My Brooklyn neighborhood, called Kensington, is full of musicians, because residences are large and still semi-affordable. So I hear the guitarist across the street get excited while practicing, run into NEA Jazz Master pianist Kenny Barron when walking to the bakery and go to Sycamore, a flower shop-bar with basement recital room where  on Sunday nights the Brooklyn Jazz Underground stages intimate, advanced concerts, one of my favorites being the Schoenbeck Eisenstadt Family, featuring drummer Harris E. and his wife bassoonist Sara S., with good buddies Mike McGinnis on clarinet and Marika Hughes, cello (young Owen Eisenstadt was left at home, which is nearby, with a sitter).
The local scene is unique, but also akin to jazz communities across the country and throughout the world, as the Jazz Journalists Association highlights with its first Jazz Day Blogathon.
Jazz Day — April 13 — was designated as such by the U.S. Council of Mayors; go to the blogathon to read reports (or watch brief eyeJAZZ style videos) of activities in Kuwait (!), Italy, Finland, Sweden, Minneapolis-St. Paul, Spartanburg SC, Philly and Ambler PA, Ottawa, Cleveland, Indianapolis and Cambridge MA, not to mention Manhattan’s Upper West Side and Washington Heights neighborhoods  — all posted just in the first 24 hours of an online “event” that will last through April 30 (“International Jazz Day” as designated by UNESCO, thanks to Herbie Hancock).

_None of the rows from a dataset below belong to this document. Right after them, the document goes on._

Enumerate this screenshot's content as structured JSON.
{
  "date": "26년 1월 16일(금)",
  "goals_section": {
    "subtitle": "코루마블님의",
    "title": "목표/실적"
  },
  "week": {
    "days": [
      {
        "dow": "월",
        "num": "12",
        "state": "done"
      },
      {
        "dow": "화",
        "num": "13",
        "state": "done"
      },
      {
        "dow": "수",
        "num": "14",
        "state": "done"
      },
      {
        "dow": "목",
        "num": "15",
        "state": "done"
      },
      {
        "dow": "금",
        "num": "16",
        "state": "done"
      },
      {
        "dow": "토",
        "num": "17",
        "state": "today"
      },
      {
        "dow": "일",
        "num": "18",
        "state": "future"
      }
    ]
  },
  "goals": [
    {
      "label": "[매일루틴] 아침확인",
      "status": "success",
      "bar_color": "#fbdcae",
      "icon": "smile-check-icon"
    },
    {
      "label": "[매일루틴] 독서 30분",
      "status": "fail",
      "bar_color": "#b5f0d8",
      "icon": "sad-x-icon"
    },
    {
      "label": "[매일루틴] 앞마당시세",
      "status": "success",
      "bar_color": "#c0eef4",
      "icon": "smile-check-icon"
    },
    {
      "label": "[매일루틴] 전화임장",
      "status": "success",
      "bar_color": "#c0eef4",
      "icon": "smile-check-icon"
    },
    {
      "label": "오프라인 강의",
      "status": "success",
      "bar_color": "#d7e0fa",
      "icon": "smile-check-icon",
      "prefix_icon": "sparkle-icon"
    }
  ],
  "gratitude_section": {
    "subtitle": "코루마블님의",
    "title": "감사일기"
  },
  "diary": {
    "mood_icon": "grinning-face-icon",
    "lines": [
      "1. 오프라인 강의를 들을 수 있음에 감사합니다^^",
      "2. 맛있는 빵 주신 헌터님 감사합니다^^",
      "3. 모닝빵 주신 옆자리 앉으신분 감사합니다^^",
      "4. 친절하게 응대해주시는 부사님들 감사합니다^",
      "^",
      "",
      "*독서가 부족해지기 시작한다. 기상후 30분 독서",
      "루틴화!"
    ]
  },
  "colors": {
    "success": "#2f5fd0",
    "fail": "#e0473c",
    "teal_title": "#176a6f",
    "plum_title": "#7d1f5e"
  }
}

What all the communities reporting in share is that local folks live the jazz they play and listen to. Jazzers in every community are scrappy, unpretentious, meritocritical (word?), fun-seekers. Jazz isn’t all they do, but jazzers are self-defined by keeping jazz very much in mind. We accept that jazz isn’t the commercial blockbusting, mainstream media darling that other musical forms can boast of being . . . and we tend to think that’s cool, as long as our music isn’t threatened by extinction, because we tend to think it has to last. Jazz has, after all, lasted for 100 or so years without being for most of them highly regarded much less generally respected or richly rewarded. But it rewards those of us involved in it, because the music, the process of creating it, the world-view it reflects seems to ring with something honest and true.

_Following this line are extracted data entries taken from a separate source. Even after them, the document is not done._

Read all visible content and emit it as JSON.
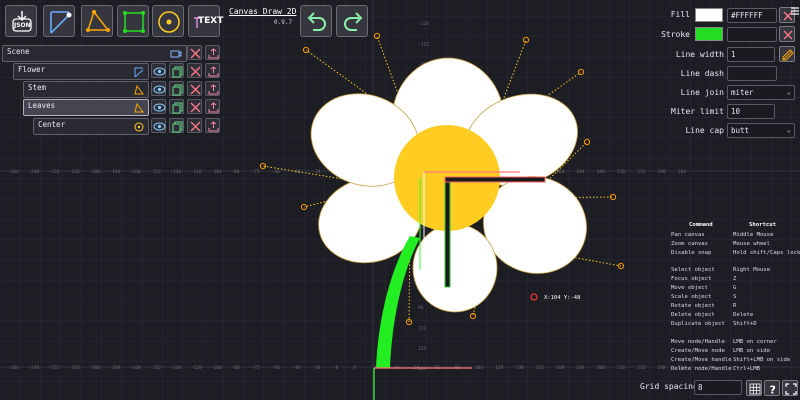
{
  "app": {
    "title": "Canvas Draw 2D",
    "version": "0.9.7"
  },
  "toolbar": {
    "json_label": "JSON",
    "text_label": "TEXT"
  },
  "layers": [
    {
      "label": "Scene"
    },
    {
      "label": "Flower"
    },
    {
      "label": "Stem"
    },
    {
      "label": "Leaves"
    },
    {
      "label": "Center"
    }
  ],
  "properties": {
    "fill_label": "Fill",
    "fill_hex": "#FFFFFF",
    "fill_color": "#FFFFFF",
    "stroke_label": "Stroke",
    "stroke_hex": "",
    "stroke_color": "#22DD22",
    "line_width_label": "Line width",
    "line_width": "1",
    "line_dash_label": "Line dash",
    "line_dash": "",
    "line_join_label": "Line join",
    "line_join": "miter",
    "miter_limit_label": "Miter limit",
    "miter_limit": "10",
    "line_cap_label": "Line cap",
    "line_cap": "butt"
  },
  "help": {
    "col_command": "Command",
    "col_shortcut": "Shortcut",
    "rows": [
      {
        "command": "Pan canvas",
        "shortcut": "Middle Mouse"
      },
      {
        "command": "Zoom canvas",
        "shortcut": "Mouse wheel"
      },
      {
        "command": "Disable snap",
        "shortcut": "Hold shift/Caps lock"
      },
      {
        "command": "Select object",
        "shortcut": "Right Mouse"
      },
      {
        "command": "Focus object",
        "shortcut": "Z"
      },
      {
        "command": "Move object",
        "shortcut": "G"
      },
      {
        "command": "Scale object",
        "shortcut": "S"
      },
      {
        "command": "Rotate object",
        "shortcut": "R"
      },
      {
        "command": "Delete object",
        "shortcut": "Delete"
      },
      {
        "command": "Duplicate object",
        "shortcut": "Shift+D"
      },
      {
        "command": "Move node/Handle",
        "shortcut": "LMB on corner"
      },
      {
        "command": "Create/Move node",
        "shortcut": "LMB on side"
      },
      {
        "command": "Create/Move handle",
        "shortcut": "Shift+LMB on side"
      },
      {
        "command": "Delete node/Handle",
        "shortcut": "Ctrl+LMB"
      }
    ]
  },
  "bottom": {
    "grid_label": "Grid spacing",
    "grid_value": "8"
  },
  "cursor_readout": "X:104 Y:-48",
  "axis": {
    "x_ticks": [
      "-264",
      "-248",
      "-232",
      "-216",
      "-200",
      "-184",
      "-168",
      "-152",
      "-136",
      "-120",
      "-104",
      "-88",
      "-72",
      "-56",
      "-40",
      "-24",
      "-8",
      "8",
      "24",
      "40",
      "56",
      "72",
      "88",
      "104",
      "120",
      "136",
      "152",
      "168",
      "184",
      "200",
      "216",
      "232",
      "248",
      "264"
    ],
    "y_ticks": [
      "-128",
      "-112",
      "-96",
      "-80",
      "-64",
      "-48",
      "-32",
      "-16",
      "0",
      "16",
      "32",
      "48",
      "64",
      "80",
      "96",
      "112",
      "128",
      "144"
    ]
  },
  "colors": {
    "background": "#1D1D24",
    "petal": "#FFFFFF",
    "center": "#FFCC22",
    "stem": "#22EE22",
    "handle": "#FF9900",
    "accent": "#FF6666"
  }
}
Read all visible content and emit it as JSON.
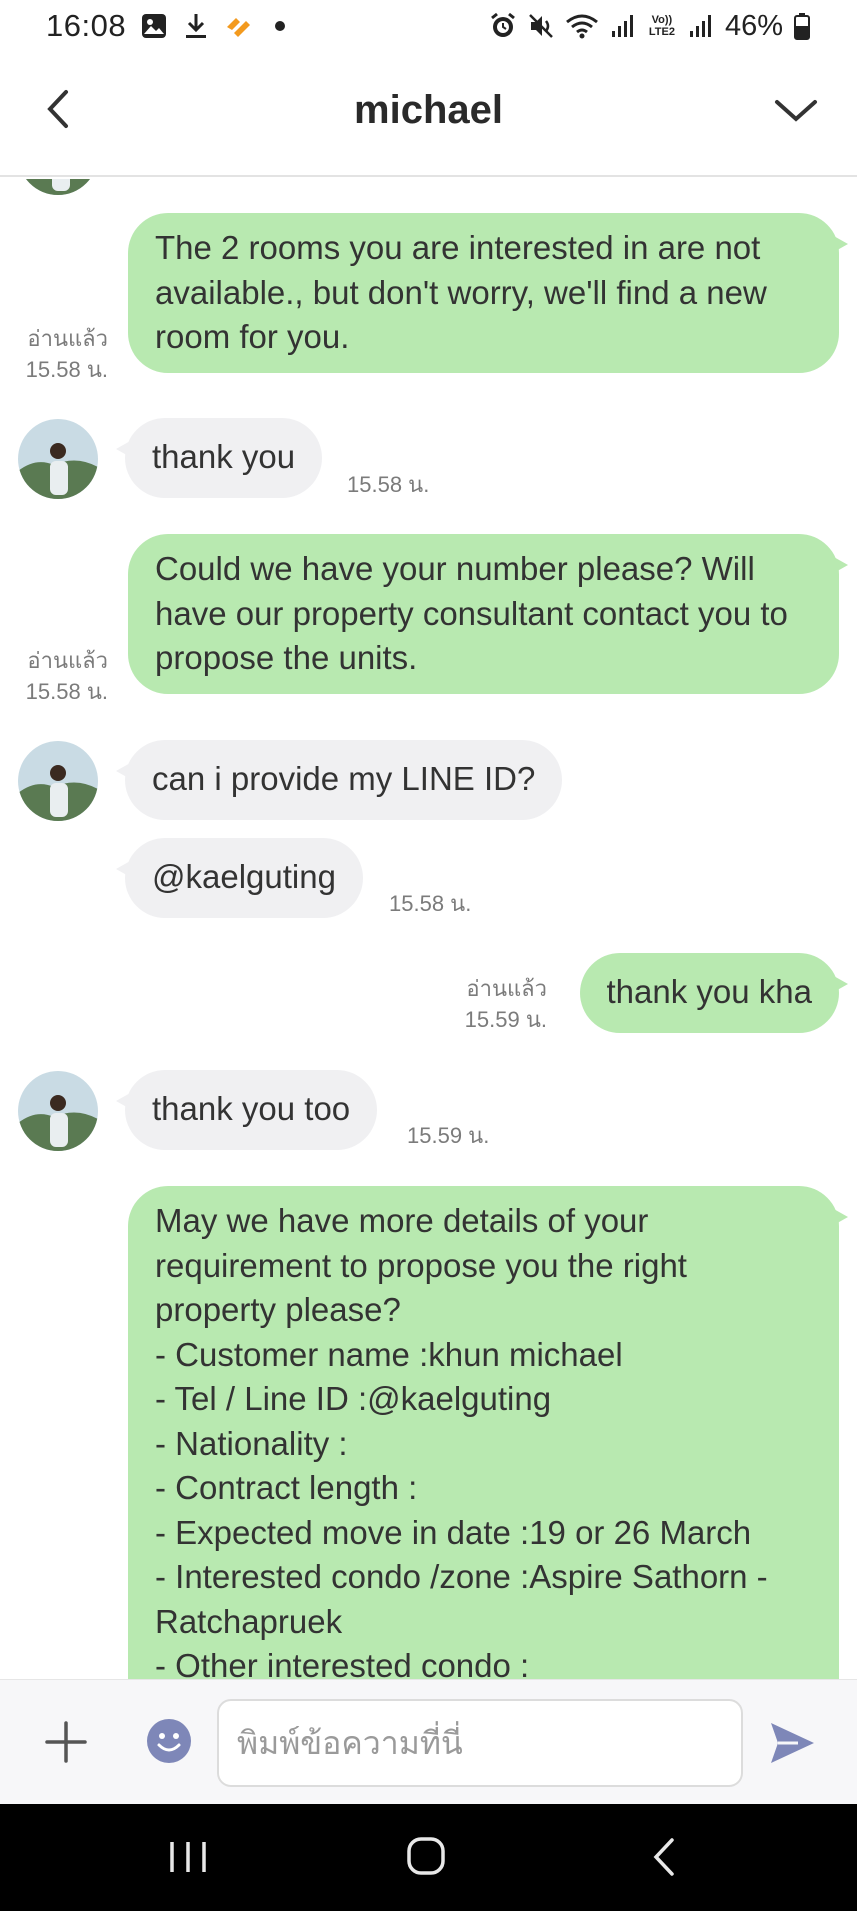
{
  "status_bar": {
    "time": "16:08",
    "battery_percent": "46%",
    "icons_left": [
      "image-icon",
      "download-icon",
      "app-notification-icon",
      "dot-icon"
    ],
    "icons_right": [
      "alarm-icon",
      "mute-icon",
      "wifi-icon",
      "signal-icon",
      "volte-icon",
      "signal-icon",
      "battery-icon"
    ],
    "volte_label": "Vo)) LTE2"
  },
  "header": {
    "title": "michael"
  },
  "messages": [
    {
      "dir": "out",
      "text": "The 2 rooms you are interested in are not available., but don't worry, we'll find a new room for you.",
      "read": "อ่านแล้ว",
      "time": "15.58 น."
    },
    {
      "dir": "in",
      "text": "thank you",
      "time": "15.58 น."
    },
    {
      "dir": "out",
      "text": "Could we have your number please? Will have our property consultant contact you to propose the units.",
      "read": "อ่านแล้ว",
      "time": "15.58 น."
    },
    {
      "dir": "in",
      "text": "can i provide my LINE ID?"
    },
    {
      "dir": "in",
      "text": "@kaelguting",
      "time": "15.58 น."
    },
    {
      "dir": "out",
      "text": "thank you kha",
      "read": "อ่านแล้ว",
      "time": "15.59 น."
    },
    {
      "dir": "in",
      "text": "thank you too",
      "time": "15.59 น."
    },
    {
      "dir": "out",
      "lines": [
        "May we have more details of your",
        "requirement to propose you the right",
        "property please?",
        "- Customer name :khun michael",
        "- Tel / Line ID :@kaelguting",
        "- Nationality :",
        "- Contract length :",
        "- Expected move in date :19 or 26 March",
        "- Interested condo /zone :Aspire Sathorn -",
        "Ratchapruek",
        "- Other interested condo :"
      ]
    }
  ],
  "input": {
    "placeholder": "พิมพ์ข้อความที่นี่",
    "value": ""
  },
  "colors": {
    "outgoing_bubble": "#b8e9b0",
    "incoming_bubble": "#f0f0f2",
    "send_icon": "#7e87b8",
    "smile_icon": "#7e87b8"
  }
}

Which is not to say jazz communities can thrive without a little do-re-me, but on the other hand jazz activists learn how to make big fun out of what’s at hand. And we recognize each other wherever we go, so I’ve been able to make good friends fast on the island of Ponta Delgado in the Azores, in Amman, Jordan, in Kiev and Armenia, Cuba and Mexico, Gambia and London and Paris and Siena. Of course I really work at it — and I’m communitarianly (not so much communally) oriented. I still feel like part of the jazz community in Chicago where I grew up, though I moved out 30 years ago (I go back regularly). I have a stake in the jazz community in D.C., where I lived for only six months, decades back, and in San Francisco, Portland OR, Boston and New Orleans, all of which I like to visit. The ‘net lets us cast our communities broadly, and sustain ties cheaply, with ease — all to the good.

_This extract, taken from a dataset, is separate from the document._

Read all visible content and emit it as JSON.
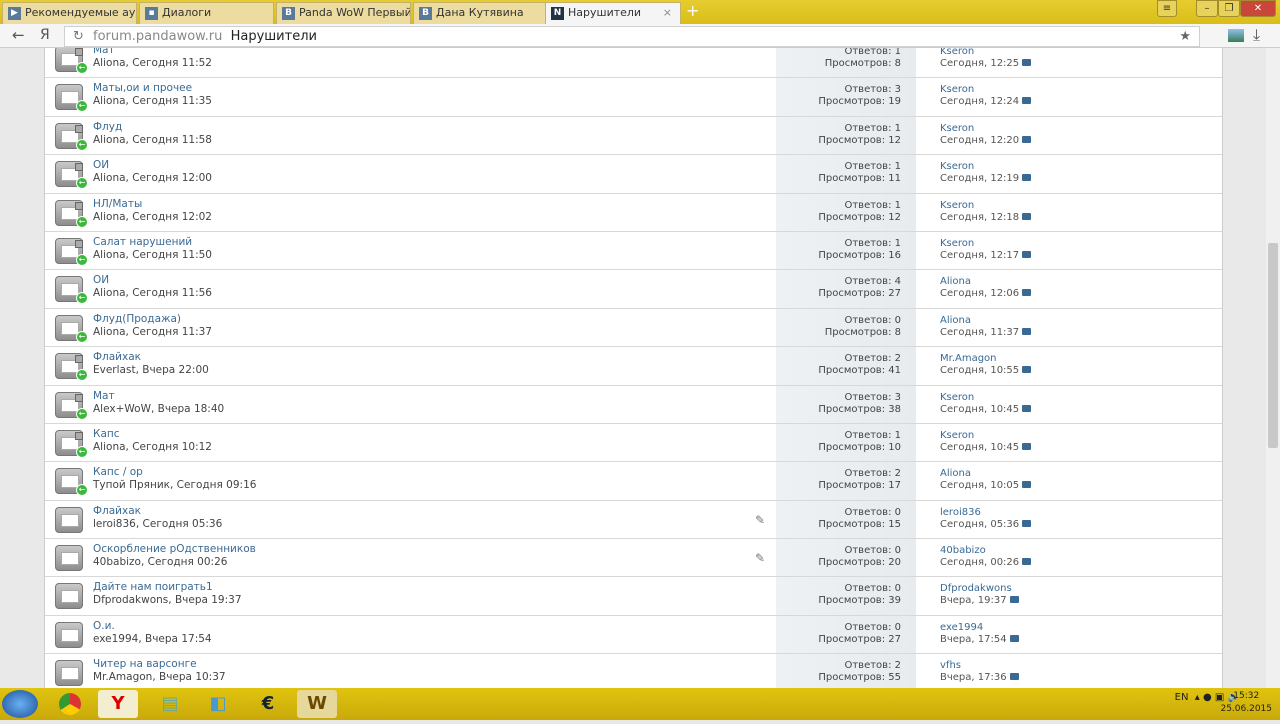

Some jazzers swear by the Harold Arlen/Johnny Mercer standard, “Free and Easy,” with its tagline “Any place I hang my hat is home.”  Personally, I don’t go that far. Home is where I store my books and cds, snuggle up to my baby, keep my flutes, bang on the piano, sit at my desk, do the cooking. My current neighborhood is probably the most diverse, ethnically speaking, I’ve ever lived in, with an African Apostolic church on the corner, Russian emigrés up and down the block, our nice landlord and his large family representative of the greater Bangladeshi settlement around here, Hassids next door, people from the Caribbean isles and Mexico, cab drivers from everywhere and an influx of hipster refugees priced out of Manhattan. I ride my bike through this community, shop in its stores, explore its potential, try to be part of it, but in truth I only sorta fit in. Whereas my jazz community — I’m pretty comfortable in that.  It’s not just a Brooklyn jazz underground; it’s everywhere, it’s everywhere. As the JJA blogathon starts to show.